Teigen L, Boes CJ. An evidence-based review of oral magnesium supplementation
in the preventive treatment of migraine. Cephalalgia. 2014 Dec 22. pii:
0333102414564891. [Epub ahead of print] Review. PubMed PMID: 25533715.
BACKGROUND: Migraine is an incompletely understood, debilitating disorder that lacks a universally effective treatment. Magnesium participates in a variety of biochemical processes related to migraine pathophysiology, and a deficiency could contribute to migraine development.
METHODS: A review of the literature from 1990 to the present on magnesium and migraine was conducted.
REVIEW: The authors identified 16 studies aimed at magnesium status assessment in migraine, and four intervention trials assessing the efficacy of oral magnesium supplementation, independent of other therapies, in the prevention of migraine.
CONCLUSION: The strength of evidence supporting oral magnesium supplementation is limited at this time. With such limited evidence, a more advantageous alternative to magnesium supplementation, in patients willing to make lifestyle changes, may be to focus on increasing dietary magnesium intake.
Hackam DG. Cannabis and Stroke: Systematic Appraisal of Case Reports. Stroke. 2015 Feb 19. pii: STROKEAHA.115.008680. [Epub ahead of print] PubMed PMID:25700287.
BACKGROUND AND PURPOSE: An increasing number of case reports link cannabis consumption to cerebrovascular events. Yet these case reports have not been scrutinized using criteria for causal inference.
METHODS: All case reports on cannabis and cerebrovascular events were retrieved. Four causality criteria were addressed: temporality, adequacy of stroke work-up, effects of rechallenge, and concomitant risk factors that could account for the cerebrovascular event.
RESULTS: There were 34 case reports on 64 patients.
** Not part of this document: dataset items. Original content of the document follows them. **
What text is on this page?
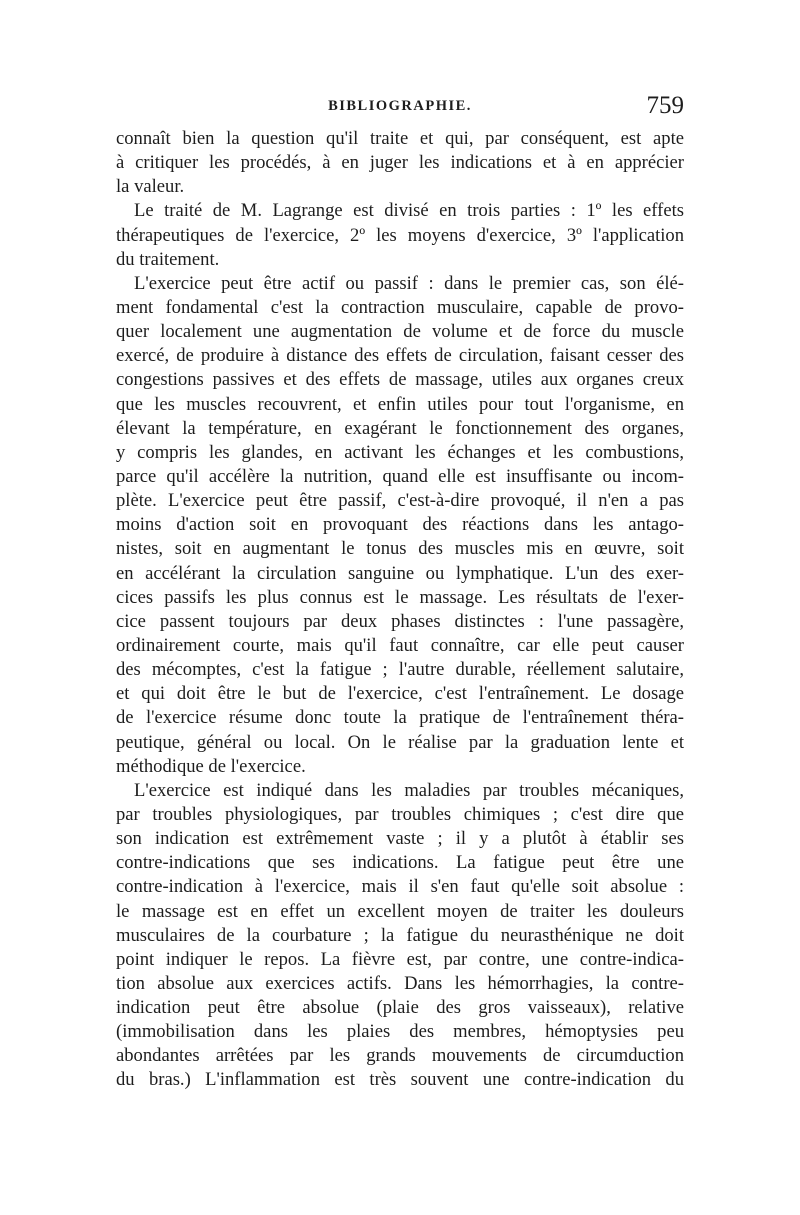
BIBLIOGRAPHIE.	759
connaît bien la question qu'il traite et qui, par conséquent, est apte
à critiquer les procédés, à en juger les indications et à en apprécier
la valeur.
Le traité de M. Lagrange est divisé en trois parties : 1º les effets
thérapeutiques de l'exercice, 2º les moyens d'exercice, 3º l'application
du traitement.
L'exercice peut être actif ou passif : dans le premier cas, son élé-
ment fondamental c'est la contraction musculaire, capable de provo-
quer localement une augmentation de volume et de force du muscle
exercé, de produire à distance des effets de circulation, faisant cesser des
congestions passives et des effets de massage, utiles aux organes creux
que les muscles recouvrent, et enfin utiles pour tout l'organisme, en
élevant la température, en exagérant le fonctionnement des organes,
y compris les glandes, en activant les échanges et les combustions,
parce qu'il accélère la nutrition, quand elle est insuffisante ou incom-
plète. L'exercice peut être passif, c'est-à-dire provoqué, il n'en a pas
moins d'action soit en provoquant des réactions dans les antago-
nistes, soit en augmentant le tonus des muscles mis en œuvre, soit
en accélérant la circulation sanguine ou lymphatique. L'un des exer-
cices passifs les plus connus est le massage. Les résultats de l'exer-
cice passent toujours par deux phases distinctes : l'une passagère,
ordinairement courte, mais qu'il faut connaître, car elle peut causer
des mécomptes, c'est la fatigue ; l'autre durable, réellement salutaire,
et qui doit être le but de l'exercice, c'est l'entraînement. Le dosage
de l'exercice résume donc toute la pratique de l'entraînement théra-
peutique, général ou local. On le réalise par la graduation lente et
méthodique de l'exercice.
L'exercice est indiqué dans les maladies par troubles mécaniques,
par troubles physiologiques, par troubles chimiques ; c'est dire que
son indication est extrêmement vaste ; il y a plutôt à établir ses
contre-indications que ses indications. La fatigue peut être une
contre-indication à l'exercice, mais il s'en faut qu'elle soit absolue :
le massage est en effet un excellent moyen de traiter les douleurs
musculaires de la courbature ; la fatigue du neurasthénique ne doit
point indiquer le repos. La fièvre est, par contre, une contre-indica-
tion absolue aux exercices actifs. Dans les hémorrhagies, la contre-
indication peut être absolue (plaie des gros vaisseaux), relative
(immobilisation dans les plaies des membres, hémoptysies peu
abondantes arrêtées par les grands mouvements de circumduction
du bras.) L'inflammation est très souvent une contre-indication du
Most cases (81%) exhibited a temporal relationship between cannabis exposure and the index event. In 70%, the evaluation was sufficiently comprehensive to exclude other sources for stroke. About a quarter (22%) of patients had another stroke after subsequent re-exposure to cannabis. Finally, half of patients (50%) had concomitant stroke risk factors, most commonly tobacco (34%) and alcohol (11%) consumption.
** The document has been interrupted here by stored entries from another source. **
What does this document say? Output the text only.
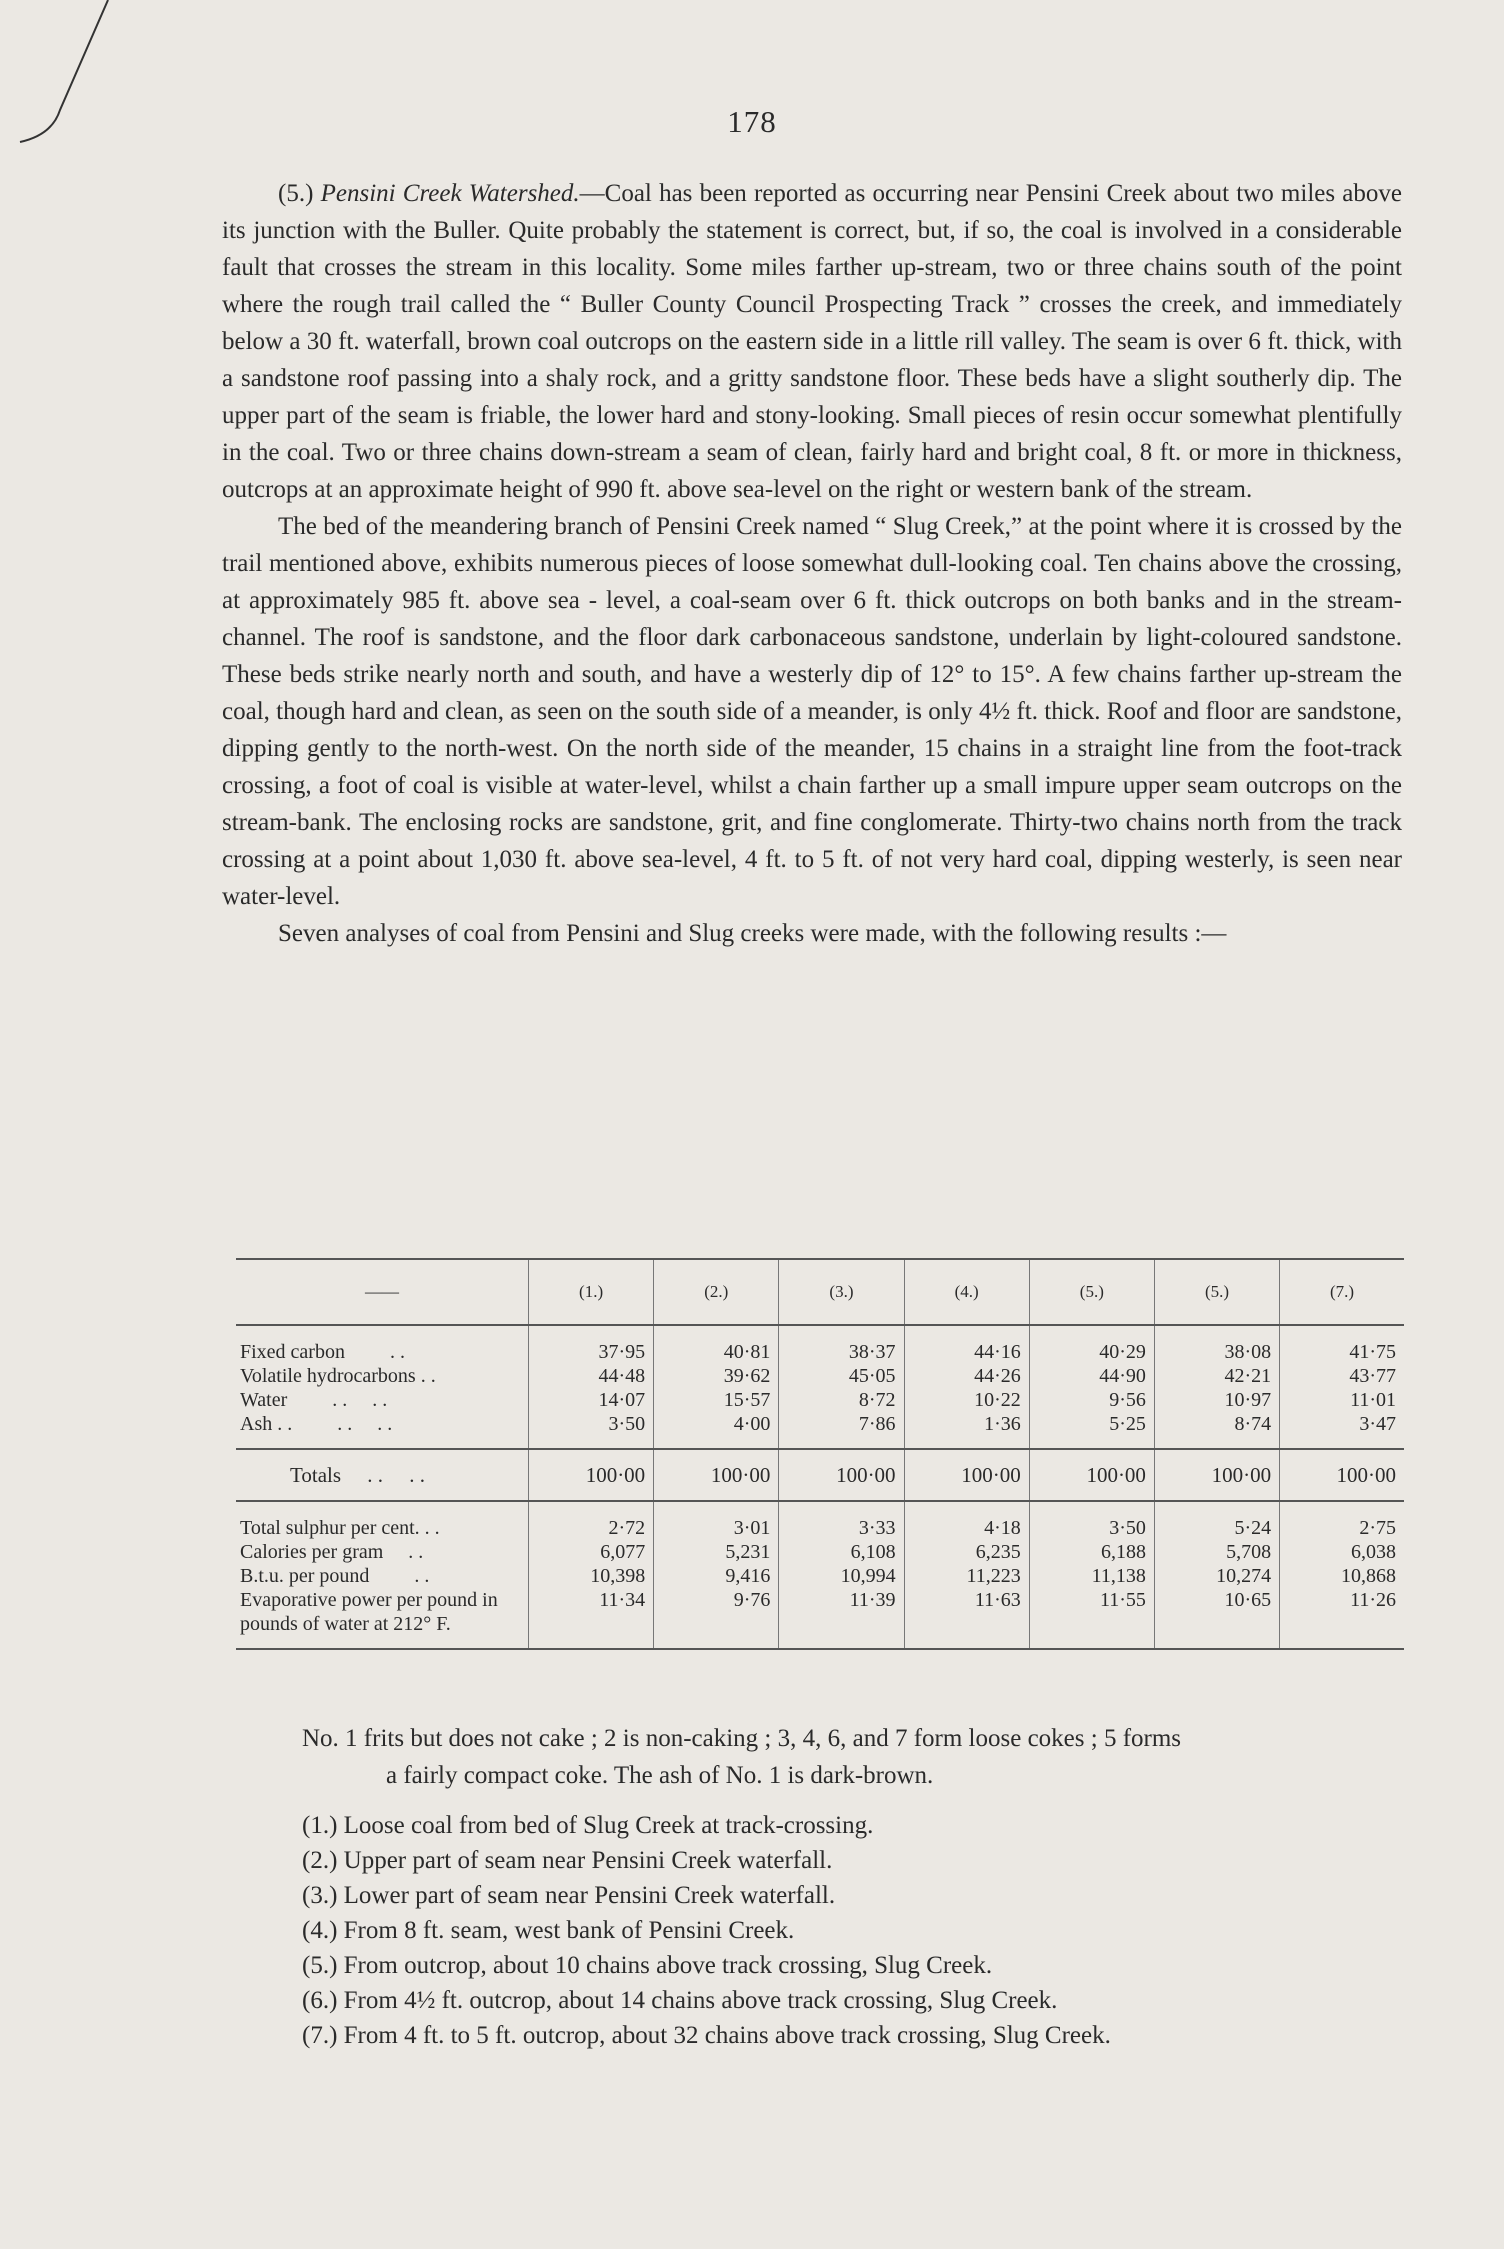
178

(5.) Pensini Creek Watershed.—Coal has been reported as occurring near Pensini Creek about two miles above its junction with the Buller. Quite probably the statement is correct, but, if so, the coal is involved in a considerable fault that crosses the stream in this locality. Some miles farther up-stream, two or three chains south of the point where the rough trail called the “ Buller County Council Prospecting Track ” crosses the creek, and immediately below a 30 ft. waterfall, brown coal outcrops on the eastern side in a little rill valley. The seam is over 6 ft. thick, with a sandstone roof passing into a shaly rock, and a gritty sandstone floor. These beds have a slight southerly dip. The upper part of the seam is friable, the lower hard and stony-looking. Small pieces of resin occur somewhat plentifully in the coal. Two or three chains down-stream a seam of clean, fairly hard and bright coal, 8 ft. or more in thickness, outcrops at an approximate height of 990 ft. above sea-level on the right or western bank of the stream.

The bed of the meandering branch of Pensini Creek named “ Slug Creek,” at the point where it is crossed by the trail mentioned above, exhibits numerous pieces of loose somewhat dull-looking coal. Ten chains above the crossing, at approximately 985 ft. above sea - level, a coal-seam over 6 ft. thick outcrops on both banks and in the stream-channel. The roof is sandstone, and the floor dark carbonaceous sandstone, underlain by light-coloured sandstone. These beds strike nearly north and south, and have a westerly dip of 12° to 15°. A few chains farther up-stream the coal, though hard and clean, as seen on the south side of a meander, is only 4½ ft. thick. Roof and floor are sandstone, dipping gently to the north-west. On the north side of the meander, 15 chains in a straight line from the foot-track crossing, a foot of coal is visible at water-level, whilst a chain farther up a small impure upper seam outcrops on the stream-bank. The enclosing rocks are sandstone, grit, and fine conglomerate. Thirty-two chains north from the track crossing at a point about 1,030 ft. above sea-level, 4 ft. to 5 ft. of not very hard coal, dipping westerly, is seen near water-level.

Seven analyses of coal from Pensini and Slug creeks were made, with the following results :—

——	(1.)	(2.)	(3.)	(4.)	(5.)	(5.)	(7.)
Fixed carbon   . .	37·95	40·81	38·37	44·16	40·29	38·08	41·75
Volatile hydrocarbons . .	44·48	39·62	45·05	44·26	44·90	42·21	43·77
Water   . .  . .	14·07	15·57	8·72	10·22	9·56	10·97	11·01
Ash . .   . .  . .	3·50	4·00	7·86	1·36	5·25	8·74	3·47
Totals  . .  . .	100·00	100·00	100·00	100·00	100·00	100·00	100·00
Total sulphur per cent. . .	2·72	3·01	3·33	4·18	3·50	5·24	2·75
Calories per gram  . .	6,077	5,231	6,108	6,235	6,188	5,708	6,038
B.t.u. per pound   . .	10,398	9,416	10,994	11,223	11,138	10,274	10,868
Evaporative power per pound in pounds of water at 212° F.	11·34	9·76	11·39	11·63	11·55	10·65	11·26

No. 1 frits but does not cake ; 2 is non-caking ; 3, 4, 6, and 7 form loose cokes ; 5 forms

a fairly compact coke. The ash of No. 1 is dark-brown.

(1.) Loose coal from bed of Slug Creek at track-crossing.
(2.) Upper part of seam near Pensini Creek waterfall.
(3.) Lower part of seam near Pensini Creek waterfall.
(4.) From 8 ft. seam, west bank of Pensini Creek.
(5.) From outcrop, about 10 chains above track crossing, Slug Creek.
(6.) From 4½ ft. outcrop, about 14 chains above track crossing, Slug Creek.
(7.) From 4 ft. to 5 ft. outcrop, about 32 chains above track crossing, Slug Creek.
CONCLUSIONS: Many case reports support a causal link between cannabis and cerebrovascular events. This accords well with epidemiological and mechanistic research on the cerebrovascular effects of cannabis.
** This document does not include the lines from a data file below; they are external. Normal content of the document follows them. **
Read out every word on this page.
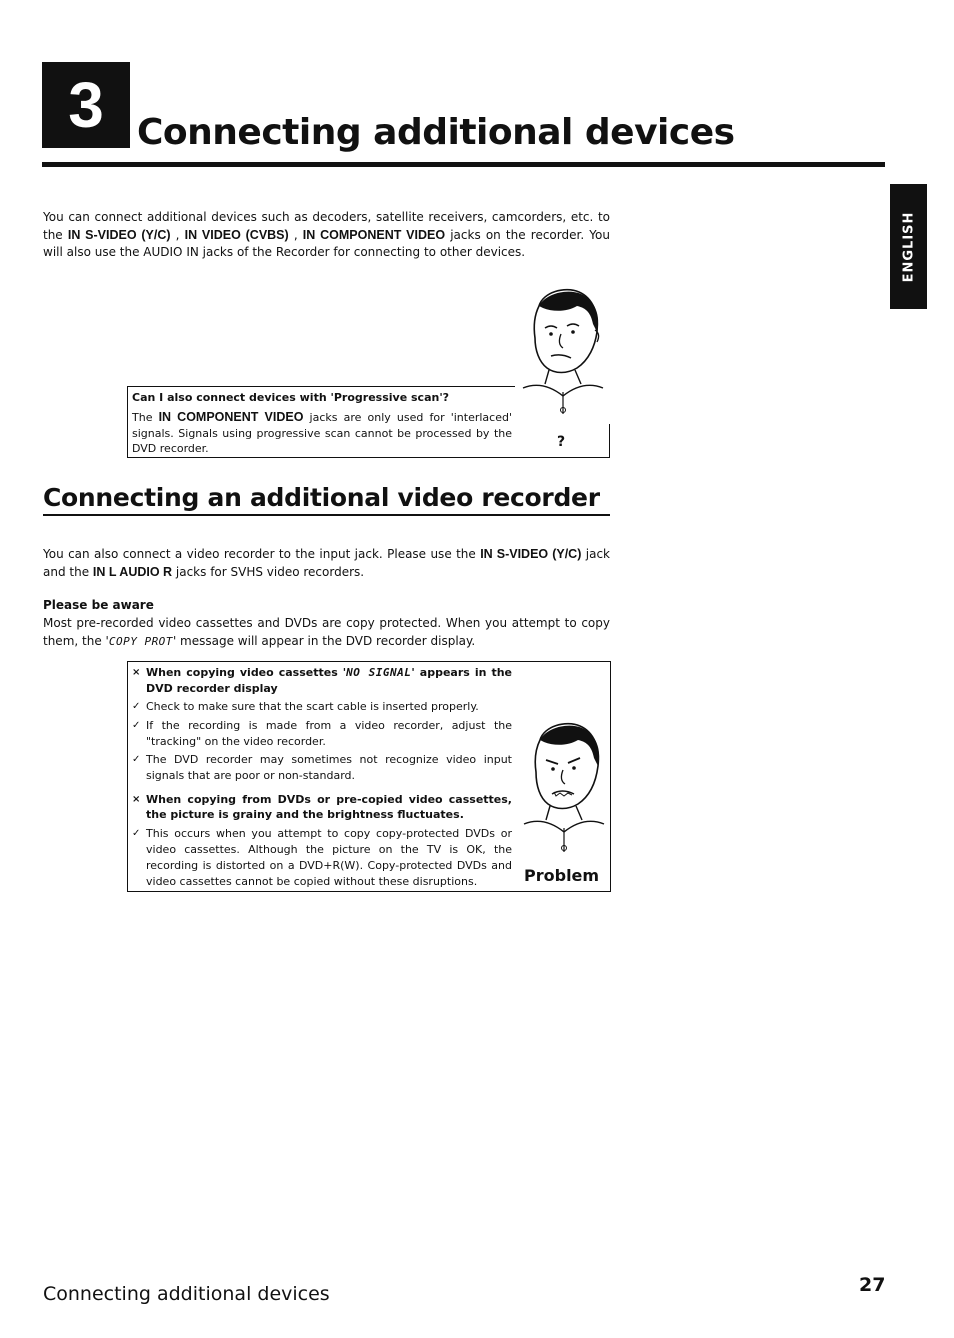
3 Connecting additional devices
ENGLISH
You can connect additional devices such as decoders, satellite receivers, camcorders, etc. to the IN S-VIDEO (Y/C) , IN VIDEO (CVBS) , IN COMPONENT VIDEO jacks on the recorder. You will also use the AUDIO IN jacks of the Recorder for connecting to other devices.
Can I also connect devices with 'Progressive scan'?
The IN COMPONENT VIDEO jacks are only used for 'interlaced' signals. Signals using progressive scan cannot be processed by the DVD recorder.	?
Connecting an additional video recorder
You can also connect a video recorder to the input jack. Please use the IN S-VIDEO (Y/C) jack and the IN L AUDIO R jacks for SVHS video recorders.
Please be aware
Most pre-recorded video cassettes and DVDs are copy protected. When you attempt to copy them, the 'COPY PROT' message will appear in the DVD recorder display.
× When copying video cassettes 'NO SIGNAL' appears in the DVD recorder display
✓ Check to make sure that the scart cable is inserted properly.
✓ If the recording is made from a video recorder, adjust the "tracking" on the video recorder.
✓ The DVD recorder may sometimes not recognize video input signals that are poor or non-standard.
× When copying from DVDs or pre-copied video cassettes, the picture is grainy and the brightness fluctuates.
✓ This occurs when you attempt to copy copy-protected DVDs or video cassettes. Although the picture on the TV is OK, the recording is distorted on a DVD+R(W). Copy-protected DVDs and video cassettes cannot be copied without these disruptions.	Problem
Connecting additional devices	27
Ostendorf AP, Wong M. mTOR Inhibition in Epilepsy: Rationale and Clinical Perspectives. CNS Drugs. 2015 Jan 30. [Epub ahead of print] PubMed PMID: 25633849.
Despite a large number of available medical options, many individuals with epilepsy are refractory to existing therapies that mainly target neurotransmitter or ion channel activity. A growing body of preclinical data has uncovered a molecular pathway that appears crucial in many genetic and acquired epilepsy syndromes. The mammalian target of rapamycin (mTOR) pathway regulates a number of cellular processes required in the growth, metabolism, structure, and cell-cell interactions of neurons and glia. Rapamycin and similar compounds inhibit mTOR complex 1 and decrease seizures, delay seizure development, or prevent epileptogenesis in many animal models of mTOR hyperactivation. However, the exact mechanisms by which mTOR inhibition drives decreased seizure activity have not been completely determined. Nonetheless, these preclinical data have led to limited use in humans with epilepsy due to tuberous sclerosis complex and polyhydramnios, megalencephaly, and symptomatic epilepsy with promising results. Currently, larger controlled studies are underway using mTOR inhibitors in individuals with tuberous sclerosis complex and intractable epilepsy.